2026 · independent research · reported and acknowledged

Internal addressing, segment names, and the specific policy gaps are deliberately left out of this write-up. The point here is the process. I'm happy to talk through the technical detail in person.

Summary

While running my home lab server on the university network, I noticed that traffic which worked fine from my wifi devices was being blocked on the wired port the server uses. Digging into why led me to a dual-VLAN architecture where two segments of the same campus network enforce noticeably different security policies. I documented the difference, wrote a findings report, and sent it to the VUW network engineering team, who escalated it to the cybersecurity team.

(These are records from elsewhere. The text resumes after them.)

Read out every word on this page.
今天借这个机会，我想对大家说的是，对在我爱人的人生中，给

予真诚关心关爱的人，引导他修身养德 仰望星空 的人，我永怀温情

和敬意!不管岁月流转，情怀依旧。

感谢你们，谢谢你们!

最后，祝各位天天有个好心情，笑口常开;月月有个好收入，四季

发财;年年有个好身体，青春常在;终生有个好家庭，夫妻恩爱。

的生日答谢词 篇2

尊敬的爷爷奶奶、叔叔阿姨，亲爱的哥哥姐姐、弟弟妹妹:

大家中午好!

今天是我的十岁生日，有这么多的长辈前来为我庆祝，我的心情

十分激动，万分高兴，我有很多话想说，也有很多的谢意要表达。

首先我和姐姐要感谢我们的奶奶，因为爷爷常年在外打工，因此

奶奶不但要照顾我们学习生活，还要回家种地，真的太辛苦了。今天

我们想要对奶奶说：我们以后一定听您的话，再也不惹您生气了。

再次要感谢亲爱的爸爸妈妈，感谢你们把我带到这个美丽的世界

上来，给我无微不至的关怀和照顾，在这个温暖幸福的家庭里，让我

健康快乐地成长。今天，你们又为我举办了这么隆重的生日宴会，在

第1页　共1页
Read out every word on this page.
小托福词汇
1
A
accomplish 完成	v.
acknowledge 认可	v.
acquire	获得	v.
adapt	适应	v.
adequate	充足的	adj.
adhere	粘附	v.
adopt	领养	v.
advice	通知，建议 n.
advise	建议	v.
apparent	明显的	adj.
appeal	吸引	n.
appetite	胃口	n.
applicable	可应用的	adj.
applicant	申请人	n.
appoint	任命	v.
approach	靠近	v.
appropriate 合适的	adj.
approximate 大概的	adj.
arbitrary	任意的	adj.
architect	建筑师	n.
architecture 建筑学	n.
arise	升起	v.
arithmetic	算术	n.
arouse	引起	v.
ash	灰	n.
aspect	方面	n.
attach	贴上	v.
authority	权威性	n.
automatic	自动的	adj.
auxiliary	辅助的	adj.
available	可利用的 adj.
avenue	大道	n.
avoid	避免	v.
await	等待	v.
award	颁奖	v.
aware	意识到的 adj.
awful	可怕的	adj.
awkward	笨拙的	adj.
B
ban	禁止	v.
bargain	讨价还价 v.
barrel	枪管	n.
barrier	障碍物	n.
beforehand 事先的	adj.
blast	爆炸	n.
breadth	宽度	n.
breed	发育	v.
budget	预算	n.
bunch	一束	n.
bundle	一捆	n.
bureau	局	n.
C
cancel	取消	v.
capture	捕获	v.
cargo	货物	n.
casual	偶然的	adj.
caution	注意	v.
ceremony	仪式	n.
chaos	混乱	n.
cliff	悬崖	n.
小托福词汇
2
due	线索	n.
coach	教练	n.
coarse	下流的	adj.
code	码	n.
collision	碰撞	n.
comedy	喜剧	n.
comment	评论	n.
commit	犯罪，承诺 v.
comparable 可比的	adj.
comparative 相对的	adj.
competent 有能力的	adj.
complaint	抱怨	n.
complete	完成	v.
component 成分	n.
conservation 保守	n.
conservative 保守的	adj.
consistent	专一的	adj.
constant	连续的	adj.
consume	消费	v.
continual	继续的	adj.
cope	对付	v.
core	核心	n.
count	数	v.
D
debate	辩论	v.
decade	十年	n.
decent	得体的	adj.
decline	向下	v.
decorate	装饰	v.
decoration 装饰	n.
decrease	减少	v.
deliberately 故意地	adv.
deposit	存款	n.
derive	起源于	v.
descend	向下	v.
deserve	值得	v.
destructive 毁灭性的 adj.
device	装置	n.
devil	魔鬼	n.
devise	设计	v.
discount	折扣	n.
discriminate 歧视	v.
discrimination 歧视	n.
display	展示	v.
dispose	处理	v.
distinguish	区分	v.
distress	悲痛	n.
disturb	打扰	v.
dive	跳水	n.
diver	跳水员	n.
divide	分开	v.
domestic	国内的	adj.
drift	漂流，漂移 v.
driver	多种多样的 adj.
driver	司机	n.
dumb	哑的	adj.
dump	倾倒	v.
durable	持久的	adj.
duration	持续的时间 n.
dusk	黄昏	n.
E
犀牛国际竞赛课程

The findings were formally acknowledged and reviewed.

Context

My server lives in a hall common room on a wired connection. Everything else I own connects over wifi. A VPN client that connected without issue from every wifi device would not complete a handshake from the server, on any protocol or port I tried. That asymmetry was the starting thread: same user, same building, same network, different behaviour.

Method

Nothing here involved scanning other people's machines or trying to get anywhere I wasn't already allowed to be. Everything was tested from my own devices, on my own accounts, using normal connectivity.

Findings

The two segments enforce materially different egress policies. One is permissive, one is restrictive, and which one you get depends on which socket you plug into rather than who you are. The interesting part wasn't any single blocked protocol. It was the inconsistency: the same user gets a different security posture depending on physical location, and nothing about the network makes that visible to the user or, apparently, consistent by design.

I wrote this up as a short report: what I observed, how I verified it, and why an unintended policy split might matter, with the captures as supporting evidence.